A United States–based company, ArtistShare (2001) is documented as being the first crowdfunding website followed later by sites such as Sellaband (2006), SliceThePie (2007), IndieGoGo (2008), Spot.us (2008), Pledge Music (2009), and Kickstarter (2009).

ArtistShare projects have received 29 Grammy nominations and 10 Grammy awards to date.

In 2005, American composer Maria Schneider's Concert in the Garden became the first album in Grammy history to win an award without being available in retail stores. The album was ArtistShare's first fan-funded project. Schneider received four nominations that year for the fan-funded album and won the Grammy for Best Large Jazz Ensemble Album. According to ArtistShare.com, ArtistShare artists consist of "some of today's most prestigious artists including Pulitzer prize and Oscar nominated writers, Guggenheim fellowship recipients and NEA Jazz Masters".

In May 2013, ArtistShare partnered with Blue Note Records to form a collaboration titled 'Blue Note/ArtistShare'. The Blue Note/ArtistShare collaboration was forged by Brian Camelio, Bruce Lundvall, and Don Was, President of Blue Note Records. In Blue Note's press release about the collaboration, Lundvall, Blue Note Chairman Emeritus, is quoted as saying, "'ArtistShare founder Brian Camelio is a true visionary.
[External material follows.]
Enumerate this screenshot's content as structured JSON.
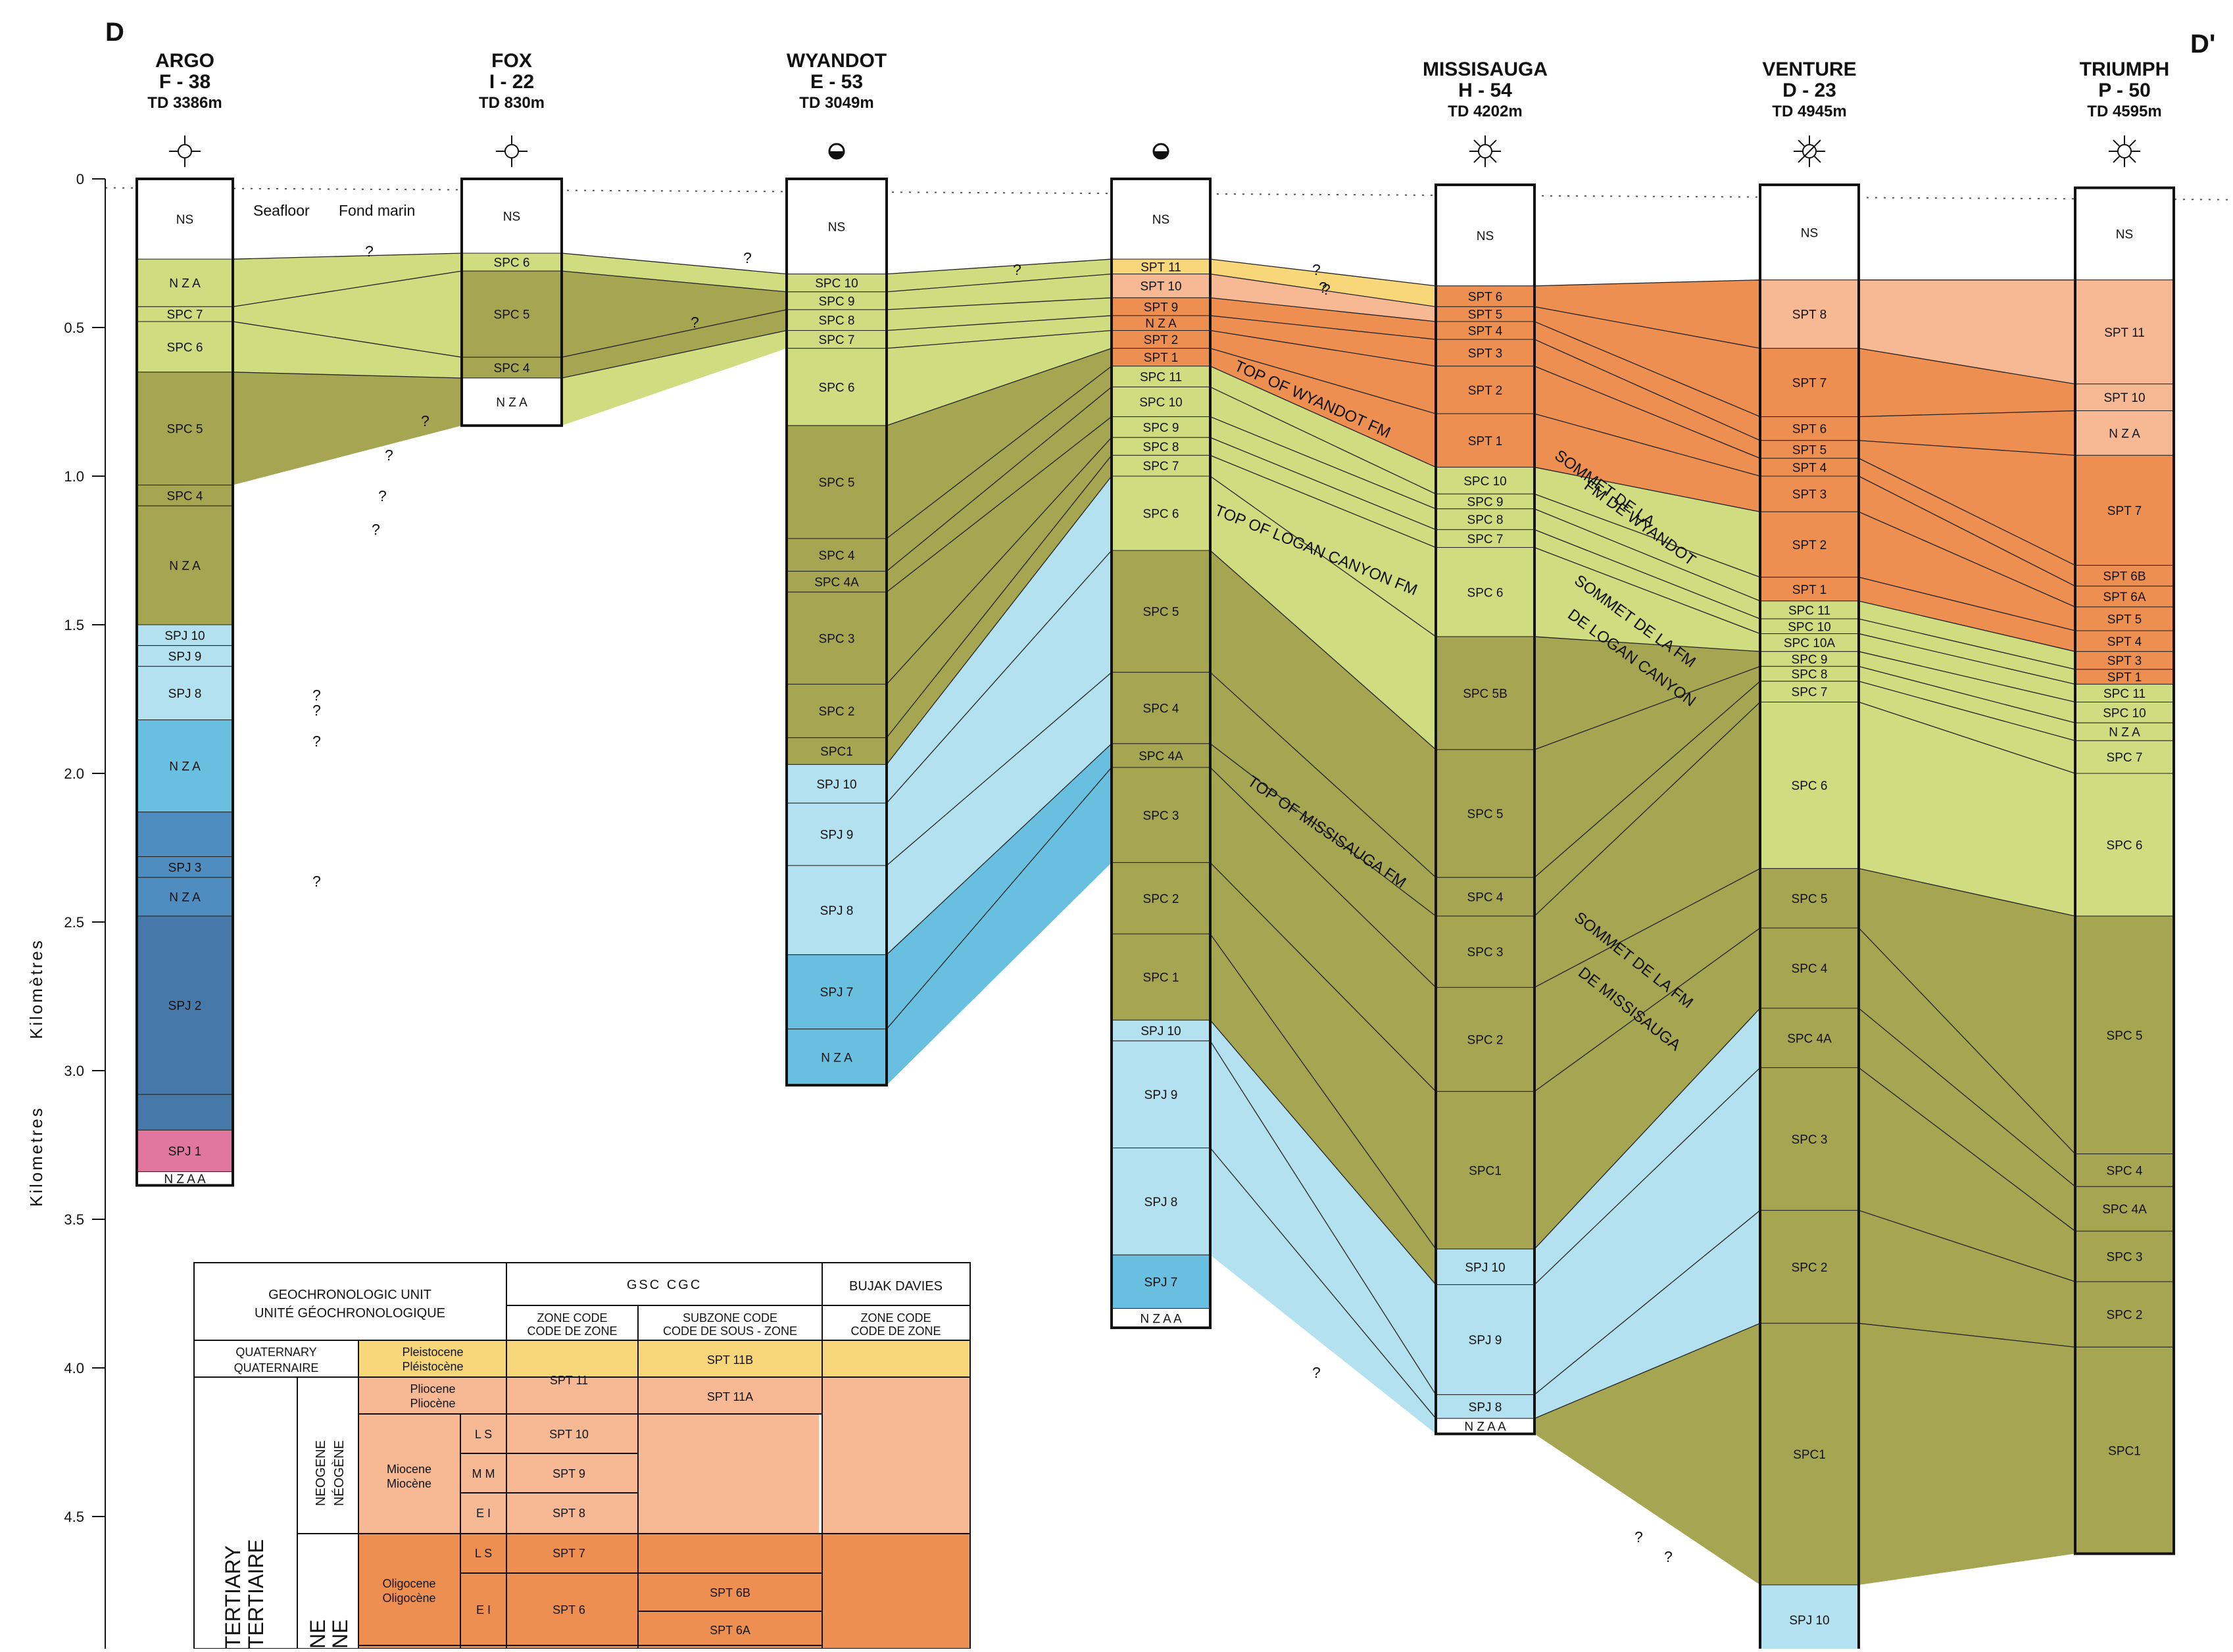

I see the ArtistShare business model as a key component of the future music business'" The collaboration will "'essentially serve as a low-risk development arm of the label'" since the recordings will be funded by the fans.

== Grammy Awards==
- Best Large Jazz Ensemble Album: Concert in the Garden by Maria Schneider (2005); The Thompson Fields by Maria Schneider (2015)
- Best Instrumental Composition: "Into the Light" by Billy Childs (2006); "Cerulean Skies" by Maria Schneider (2008); "The Path Among the Trees" by Billy Childs (2011); "How About You" from the Gil Evans Project:Centennial (2013)
- Best Latin Jazz Album: Simpático by Brian Lynch and Eddie Palmieri (2007)
- Best Contemporary Classical Composition: Winter Morning Walks, by Maria Schneider (2014)
- Best Classical Vocal Solo: Dawn Upshaw, Winter Morning Walks
- Best Engineered Album, Classical: Winter Morning Walks

==Patent dispute==
On September 30, 2011, Kickstarter filed a declaratory judgment suit against ArtistShare and Fan Funded which owns U.S. patent , "Methods and apparatuses for financing and marketing a creative work".

In June 2015, US District Judge Katherine Failla ruled in favor of KickStarter.